Antonia Dell'Atte entra como un huracán en la gala Starlite y la tiene que abandonar en ambulancia

Antonia Dell'Atte y Ana Obregón, compartiendo foto. :: EFE/
Antonia Dell'Atte y Ana Obregón, compartiendo foto. :: EFE

La italiana sufrió un repentino desmayo en Marbella

ARANTZA FURUNDARENA

Podría decirse que la gala Starlite se repite cada año en Marbella como el día de la marmota... Pero sería mentir. Porque en cada edición, y esta ha sido la novena, ocurre algo inesperado. En la de este pasado sábado por la noche en concreto lo más llamativo fue el agotamiento de su anfitrión, Antonio Banderas, que llegó colaborador y cariñoso, como siempre, pero cansado como nunca. Se le notó un poco en la actitud (se le veía más serio) pero sobre todo en la voz, bastante más apagada que de costumbre. Había motivo. El actor apenas había dormido. Está rodando a las (exigentes) órdenes de Almodóvar 'Dolor y gloria' y por lo visto el proceso está teniendo más de lo primero que de lo segundo. Pero la Starlite es una gala llena de sorpresas y, aunque el extenuado era Antonio, la que terminó desplomándose fue Antonia (Dell'Atte), que sufrió un repentino desmayo y tuvo que abandonar la fiesta en ambulancia.

Lo de la italiana, de 58 años, los mismos que Banderas cumplió el viernes, ha quedado en principio como un vahído puntual sin mayores consecuencias.
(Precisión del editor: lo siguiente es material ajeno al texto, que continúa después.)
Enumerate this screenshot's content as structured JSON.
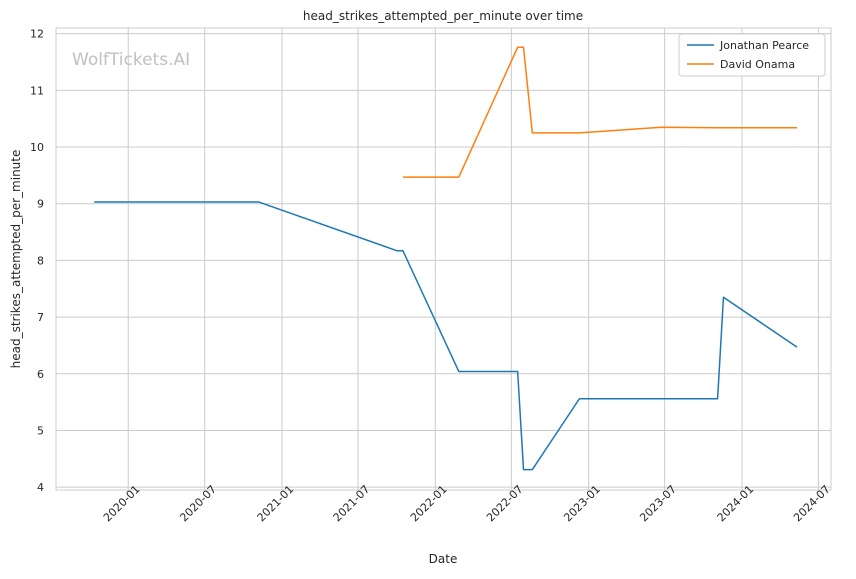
{
  "chart_data": {
    "type": "line",
    "title": "head_strikes_attempted_per_minute over time",
    "xlabel": "Date",
    "ylabel": "head_strikes_attempted_per_minute",
    "watermark": "WolfTickets.AI",
    "x_ticks": [
      "2020-01",
      "2020-07",
      "2021-01",
      "2021-07",
      "2022-01",
      "2022-07",
      "2023-01",
      "2023-07",
      "2024-01",
      "2024-07"
    ],
    "y_ticks": [
      "4",
      "5",
      "6",
      "7",
      "8",
      "9",
      "10",
      "11",
      "12"
    ],
    "xlim": [
      "2019-07-13",
      "2024-07-31"
    ],
    "ylim": [
      3.95,
      12.1
    ],
    "grid": true,
    "legend_position": "top-right",
    "series": [
      {
        "name": "Jonathan Pearce",
        "color": "#1f77b4",
        "points": [
          {
            "x": "2019-10-12",
            "y": 9.03
          },
          {
            "x": "2020-11-07",
            "y": 9.03
          },
          {
            "x": "2021-10-02",
            "y": 8.17
          },
          {
            "x": "2021-10-16",
            "y": 8.17
          },
          {
            "x": "2022-02-26",
            "y": 6.04
          },
          {
            "x": "2022-07-16",
            "y": 6.04
          },
          {
            "x": "2022-07-30",
            "y": 4.31
          },
          {
            "x": "2022-08-20",
            "y": 4.31
          },
          {
            "x": "2022-12-10",
            "y": 5.56
          },
          {
            "x": "2023-11-04",
            "y": 5.56
          },
          {
            "x": "2023-11-18",
            "y": 7.35
          },
          {
            "x": "2024-05-11",
            "y": 6.47
          }
        ]
      },
      {
        "name": "David Onama",
        "color": "#ff7f0e",
        "points": [
          {
            "x": "2021-10-16",
            "y": 9.47
          },
          {
            "x": "2022-02-26",
            "y": 9.47
          },
          {
            "x": "2022-07-16",
            "y": 11.76
          },
          {
            "x": "2022-07-30",
            "y": 11.76
          },
          {
            "x": "2022-08-20",
            "y": 10.25
          },
          {
            "x": "2022-12-10",
            "y": 10.25
          },
          {
            "x": "2023-06-24",
            "y": 10.35
          },
          {
            "x": "2023-11-04",
            "y": 10.34
          },
          {
            "x": "2024-05-11",
            "y": 10.34
          }
        ]
      }
    ]
  }
}
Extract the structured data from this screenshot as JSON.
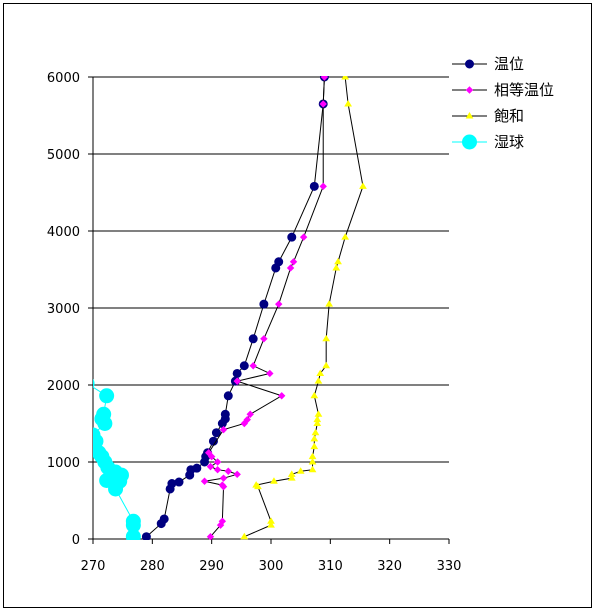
{
  "chart_data": {
    "type": "scatter",
    "xlim": [
      270,
      330
    ],
    "ylim": [
      0,
      6000
    ],
    "x_ticks": [
      "270",
      "280",
      "290",
      "300",
      "310",
      "320",
      "330"
    ],
    "y_ticks": [
      "0",
      "1000",
      "2000",
      "3000",
      "4000",
      "5000",
      "6000"
    ],
    "grid": "horizontal",
    "legend": "right",
    "series": [
      {
        "name": "温位",
        "color": "#000080",
        "marker": "circle",
        "points": [
          [
            279.0,
            30
          ],
          [
            281.5,
            200
          ],
          [
            282.0,
            260
          ],
          [
            283.0,
            650
          ],
          [
            283.3,
            720
          ],
          [
            284.5,
            740
          ],
          [
            286.3,
            830
          ],
          [
            286.5,
            900
          ],
          [
            287.5,
            920
          ],
          [
            288.8,
            1000
          ],
          [
            289.0,
            1070
          ],
          [
            289.3,
            1120
          ],
          [
            290.3,
            1270
          ],
          [
            290.8,
            1380
          ],
          [
            291.8,
            1500
          ],
          [
            292.3,
            1560
          ],
          [
            292.3,
            1620
          ],
          [
            292.8,
            1860
          ],
          [
            294.0,
            2050
          ],
          [
            294.3,
            2150
          ],
          [
            295.5,
            2250
          ],
          [
            297.0,
            2600
          ],
          [
            298.8,
            3050
          ],
          [
            300.8,
            3520
          ],
          [
            301.3,
            3600
          ],
          [
            303.5,
            3920
          ],
          [
            307.3,
            4580
          ],
          [
            308.8,
            5650
          ],
          [
            309.0,
            6000
          ]
        ]
      },
      {
        "name": "相等温位",
        "color": "#ff00ff",
        "marker": "diamond",
        "points": [
          [
            289.8,
            30
          ],
          [
            291.5,
            180
          ],
          [
            291.8,
            230
          ],
          [
            292.0,
            680
          ],
          [
            291.8,
            700
          ],
          [
            288.8,
            750
          ],
          [
            292.0,
            790
          ],
          [
            294.3,
            840
          ],
          [
            292.8,
            880
          ],
          [
            291.0,
            900
          ],
          [
            289.8,
            940
          ],
          [
            291.0,
            1000
          ],
          [
            290.0,
            1070
          ],
          [
            289.5,
            1120
          ],
          [
            292.0,
            1420
          ],
          [
            295.5,
            1500
          ],
          [
            296.0,
            1550
          ],
          [
            296.5,
            1620
          ],
          [
            301.8,
            1860
          ],
          [
            294.3,
            2050
          ],
          [
            299.8,
            2150
          ],
          [
            297.0,
            2250
          ],
          [
            298.8,
            2600
          ],
          [
            301.3,
            3050
          ],
          [
            303.3,
            3520
          ],
          [
            303.8,
            3600
          ],
          [
            305.5,
            3920
          ],
          [
            308.8,
            4580
          ],
          [
            308.8,
            5650
          ],
          [
            309.0,
            6000
          ]
        ]
      },
      {
        "name": "飽和",
        "color": "#ffff00",
        "marker": "triangle",
        "points": [
          [
            295.5,
            30
          ],
          [
            300.0,
            180
          ],
          [
            300.0,
            230
          ],
          [
            297.8,
            680
          ],
          [
            297.5,
            700
          ],
          [
            300.5,
            750
          ],
          [
            303.5,
            790
          ],
          [
            303.5,
            840
          ],
          [
            305.0,
            880
          ],
          [
            307.0,
            900
          ],
          [
            307.0,
            1000
          ],
          [
            307.0,
            1070
          ],
          [
            307.3,
            1200
          ],
          [
            307.3,
            1300
          ],
          [
            307.5,
            1380
          ],
          [
            307.8,
            1500
          ],
          [
            307.8,
            1550
          ],
          [
            308.0,
            1620
          ],
          [
            307.3,
            1860
          ],
          [
            308.0,
            2050
          ],
          [
            308.3,
            2150
          ],
          [
            309.3,
            2250
          ],
          [
            309.3,
            2600
          ],
          [
            309.8,
            3050
          ],
          [
            311.0,
            3520
          ],
          [
            311.3,
            3600
          ],
          [
            312.5,
            3920
          ],
          [
            315.5,
            4580
          ],
          [
            313.0,
            5650
          ],
          [
            312.5,
            6000
          ]
        ]
      },
      {
        "name": "湿球",
        "color": "#00ffff",
        "marker": "circle",
        "points": [
          [
            276.8,
            30
          ],
          [
            276.8,
            180
          ],
          [
            276.8,
            230
          ],
          [
            273.8,
            650
          ],
          [
            274.5,
            750
          ],
          [
            272.3,
            760
          ],
          [
            274.8,
            830
          ],
          [
            273.8,
            870
          ],
          [
            272.5,
            930
          ],
          [
            272.0,
            1000
          ],
          [
            271.5,
            1070
          ],
          [
            271.0,
            1120
          ],
          [
            270.5,
            1270
          ],
          [
            270.0,
            1350
          ],
          [
            272.0,
            1500
          ],
          [
            271.5,
            1560
          ],
          [
            271.8,
            1620
          ],
          [
            272.3,
            1860
          ],
          [
            269.0,
            2020
          ]
        ]
      }
    ]
  }
}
Pero Carlos Latre y Santiago Segura tardarán en quitarse el susto del cuerpo. Los dos cómicos conducían el espectáculo desde el escenario del Auditorio de la Cantera de Nagüeles cuando de pronto escucharon los gritos de «¡Un médico, un médico!» y se vieron obligados a detener el show. Tras unos instantes de incertidumbre, el médico apareció y decidió trasladar a Dell'Atte a un lugar más fresco. Al final, Antonia recuperó la conciencia pero fue evacuada en ambulancia para someterla a una revisión. Nada hacía presagiar el accidentado final de fiesta de Dell'Atte, que poco antes había irrumpido en la alfombra roja con un vistoso vestido de lentejuelas, llena de energía y buen humor.
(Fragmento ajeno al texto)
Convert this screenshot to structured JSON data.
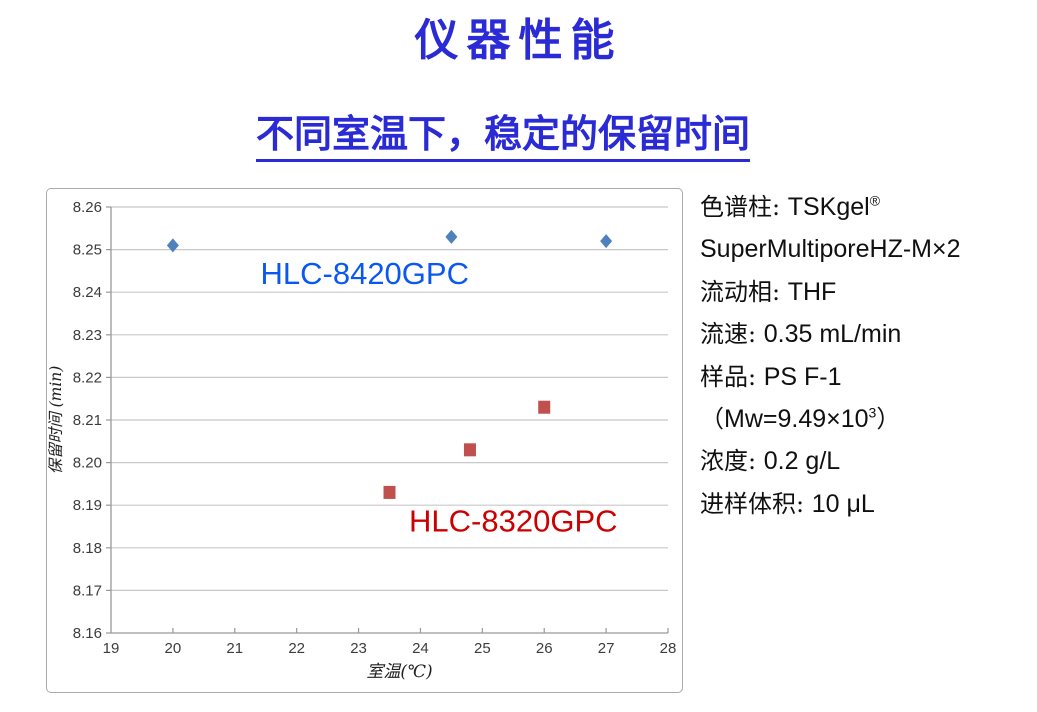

La Starlite es una gala de carácter solidario. Y algunas de sus invitadas más ilustres debieron de pensar que la generosidad bien entendida empieza por el escote... Se vieron aberturas realmente abisales, como la del vestido de Rosanna Zanetti, que apenas dejaba un 10% a la imaginación, el escotazo de Nicole Kimpel (auténtico homenaje al implante mamario y su desafío a la ley de la gravedad), o las atrevidísimas transparencias de Anne Igartiburu.
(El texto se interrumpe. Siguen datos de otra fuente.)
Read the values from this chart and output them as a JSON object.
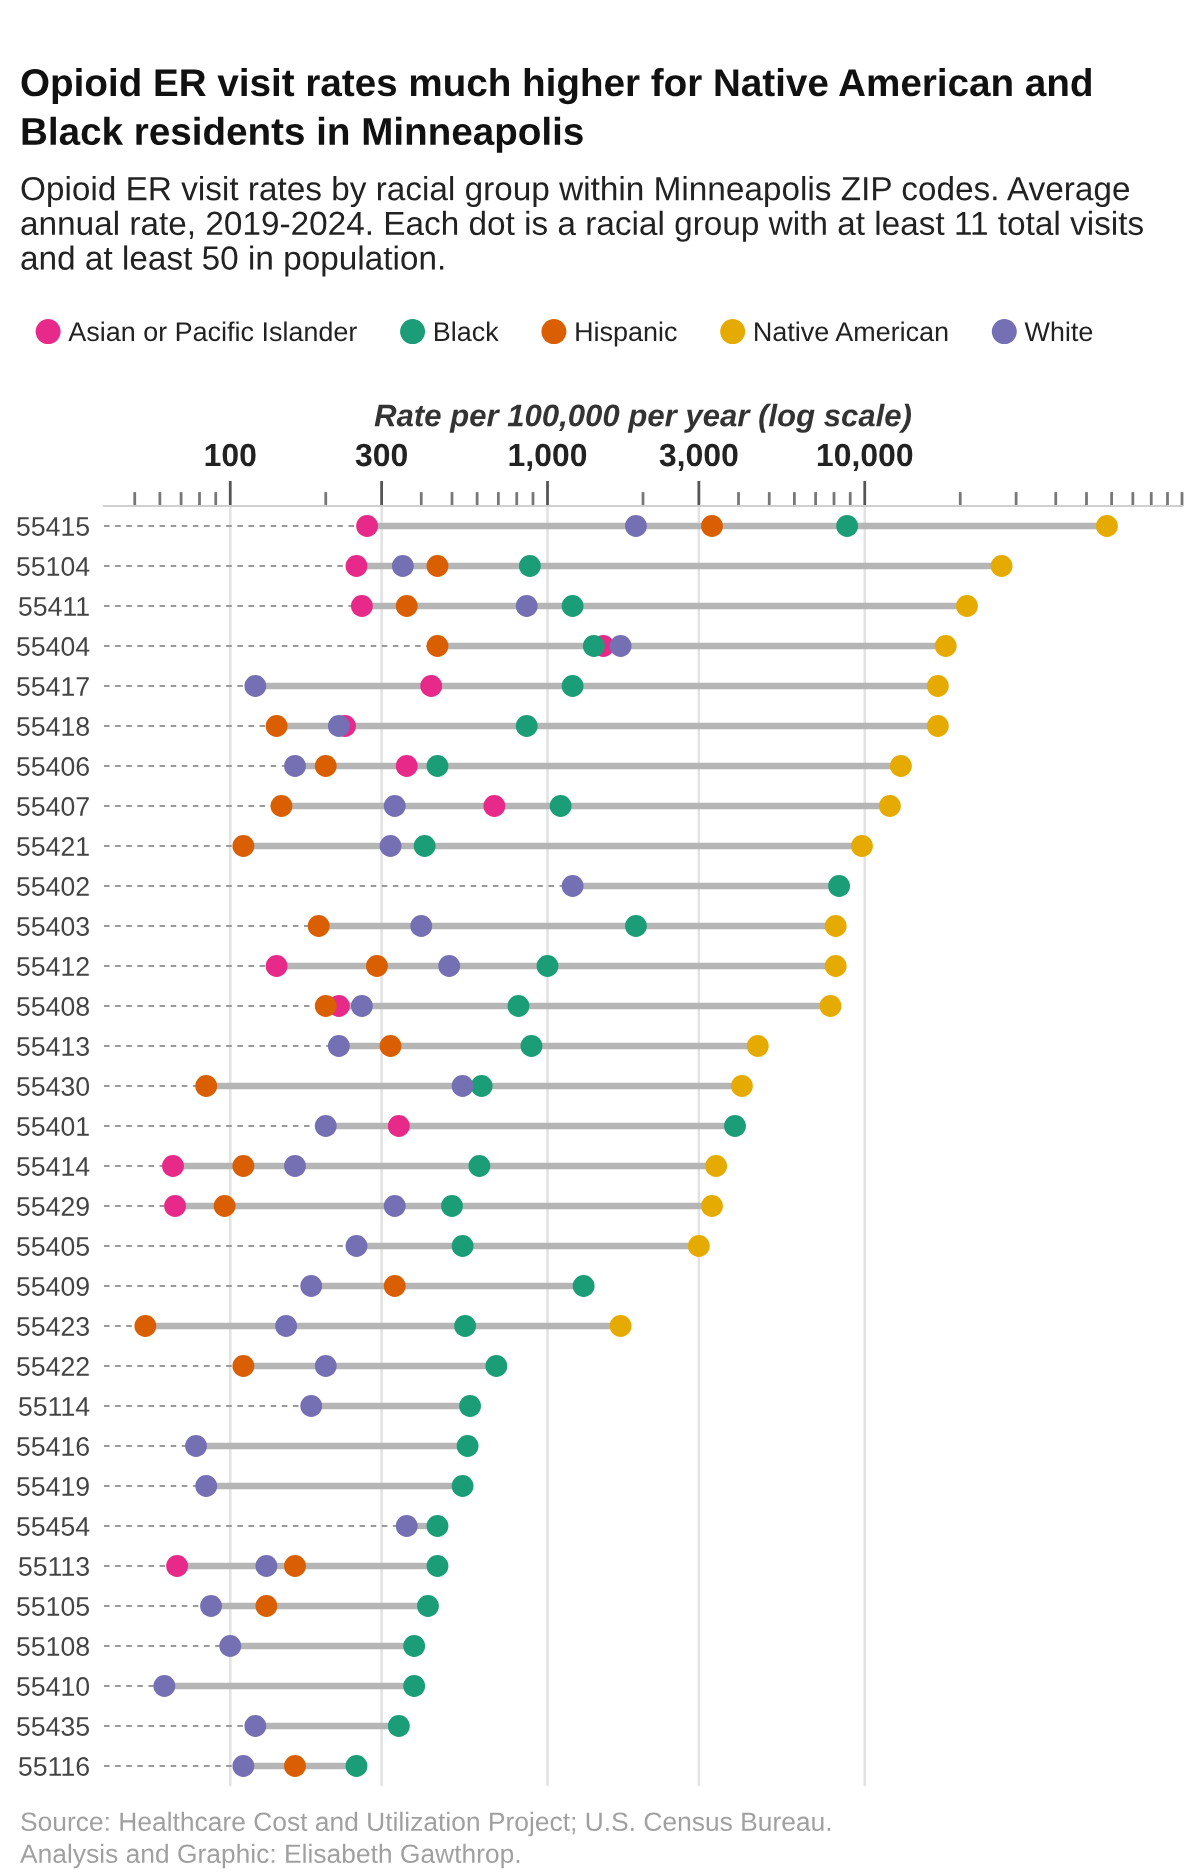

En cuanto a la otra generosidad, la del bolsillo, la palma se la llevó un cuadro de los artistas cubanos denominados Los Carpinteros que alcanzó los 40.000 euros en la tradicional subasta. La mitad (20.000) recaudó Banderas, nominado a un Emmy por la serie 'Genius', con un lienzo que pintó en pleno arrebato picassiano. Bisbal se lo quería quedar. Pero se plantó en los 10.000 euros. A cambio le cantó a su amigo un sentido 'Cumpleaños feliz' ante todo el auditorio. Más de 2,3 millones de euros lleva recaudados la Starlite desde su comienzo para las fundaciones Lágrimas y Favores, de Antonio Banderas, y Niños en Alegría, de la coanfitriona Sandra García-Sanjuán. La bailaora Sara Baras, el cantante Juanes, la modelo Valeria Mazza, la soprano Ainhoa Arteta y la actriz Bo Derek, entre otras muchas celebridades, asistieron a la gala. También el ex presidente Aznar y su mujer, Ana Botella... Banderas evitó hablar de política, pero advirtió: «Nunca aceptaría ser ministro de Cultura».